Contractors to be hit with $2.3 billion in tax fines; ACCC tells Telstra to cut prices: Midday Roundup

Contractors who have dodged their GST or income tax obligations have been hit with $2.3 billion in tax bills, Fairfaxreports.

Hundreds of thousands of contractors have already been notified, with the possibility of billions more outstanding as the Australia Taxation Office (ATO) continues to match its incoming data to identify those operating in the cash economy.

These recent findings have been possible from a reporting system set up by the ATO between 2012-13, which requires businesses in construction and building to disclose payments made to contractors.

This reporting system has identified unpaid income tax and GST liabilities of $2.3 billion for 2012-13.

 

ACCC tells Telstra to cut access prices

 

The cost of using phone and internet will fall following the Australian Competition and Consumer Commission’s draft decision to drop the price Telstra can charge its wholesale customers.
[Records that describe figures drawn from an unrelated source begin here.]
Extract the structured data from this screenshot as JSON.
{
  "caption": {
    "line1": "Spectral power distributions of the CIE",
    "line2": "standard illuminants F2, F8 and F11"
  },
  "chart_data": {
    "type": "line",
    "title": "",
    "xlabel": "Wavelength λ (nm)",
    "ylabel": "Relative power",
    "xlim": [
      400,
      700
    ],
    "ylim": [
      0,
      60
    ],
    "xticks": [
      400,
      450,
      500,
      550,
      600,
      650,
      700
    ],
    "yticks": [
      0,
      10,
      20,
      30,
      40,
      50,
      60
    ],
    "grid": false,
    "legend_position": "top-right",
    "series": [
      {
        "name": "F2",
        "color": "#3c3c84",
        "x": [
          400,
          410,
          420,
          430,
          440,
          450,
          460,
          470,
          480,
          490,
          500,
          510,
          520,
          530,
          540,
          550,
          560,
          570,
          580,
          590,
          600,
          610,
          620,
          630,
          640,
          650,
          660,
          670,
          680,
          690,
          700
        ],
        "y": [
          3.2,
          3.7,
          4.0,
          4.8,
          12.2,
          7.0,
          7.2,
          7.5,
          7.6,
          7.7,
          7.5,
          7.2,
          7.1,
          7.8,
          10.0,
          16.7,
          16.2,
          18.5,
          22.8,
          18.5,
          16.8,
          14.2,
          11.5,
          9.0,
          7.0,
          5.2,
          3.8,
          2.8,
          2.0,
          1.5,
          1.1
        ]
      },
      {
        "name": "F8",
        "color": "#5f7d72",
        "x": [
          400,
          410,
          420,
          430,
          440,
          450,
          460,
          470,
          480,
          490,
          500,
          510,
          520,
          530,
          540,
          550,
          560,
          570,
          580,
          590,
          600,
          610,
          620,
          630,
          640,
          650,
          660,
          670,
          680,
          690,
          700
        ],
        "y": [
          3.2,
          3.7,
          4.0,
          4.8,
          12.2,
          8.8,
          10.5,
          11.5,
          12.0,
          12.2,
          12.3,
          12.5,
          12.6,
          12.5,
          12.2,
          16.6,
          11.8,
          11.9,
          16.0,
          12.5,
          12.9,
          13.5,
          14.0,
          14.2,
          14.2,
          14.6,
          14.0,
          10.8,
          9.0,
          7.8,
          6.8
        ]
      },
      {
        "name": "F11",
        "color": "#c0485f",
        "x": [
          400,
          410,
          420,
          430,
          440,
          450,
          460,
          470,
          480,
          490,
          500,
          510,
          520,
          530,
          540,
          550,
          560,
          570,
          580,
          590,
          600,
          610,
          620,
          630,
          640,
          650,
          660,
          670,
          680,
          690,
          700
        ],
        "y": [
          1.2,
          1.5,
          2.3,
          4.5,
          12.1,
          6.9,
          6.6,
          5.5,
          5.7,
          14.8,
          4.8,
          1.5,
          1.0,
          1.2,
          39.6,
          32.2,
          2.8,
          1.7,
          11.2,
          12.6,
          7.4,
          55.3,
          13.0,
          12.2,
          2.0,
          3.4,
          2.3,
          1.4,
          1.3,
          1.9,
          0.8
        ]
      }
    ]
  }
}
The draft decision will see a 9.6% fall in the access price for other service providers who pay to use Telstra’s copper network to provide telecommunications services to customers.

The new prices will take effect from October 1 and continue until June 30, 2019.

In a statement today, ACCC chairman Rod Sims said the most important reason for the decision was to lessen the effect of the transition from Telstra’s fixed line network to the National Broadband Network.

Sims said while the transition from Telstra’s fixed line network to the NBN would see some of the legacy network’s assets become redundant, it should not be at the cost of consumers.

“Users of Telstra’s network should not pay the higher costs that result from fewer customers as NBN migration occurs,” Sims said.

 

Shares down on open

 

Australian shares have traded lower this morning, as investors begin to digest the news out of Greece.

Ric Spooner, chief market analyst at CMC Markets, said in a statement initial reactions from local investors include selling off euros and buying up US and Japanese currency and gold.

“The Greek situation involves considerable uncertainty for investors,” Spooner said.

“The most tangible impact is likely to be reduced confidence especially if, as seems possible, the situation drags on taking time before it becomes clear whether there will be a Grexit [Greek exit] and if so how this will be administered.”

The S&P/ASX 200 benchmark is down 97.6 points or 1.8% to 5448.3 points. At 12.07pm AEST, On Friday, the Dow Jones closed 56.32 points higher, up 0.31% to 17946.7 points.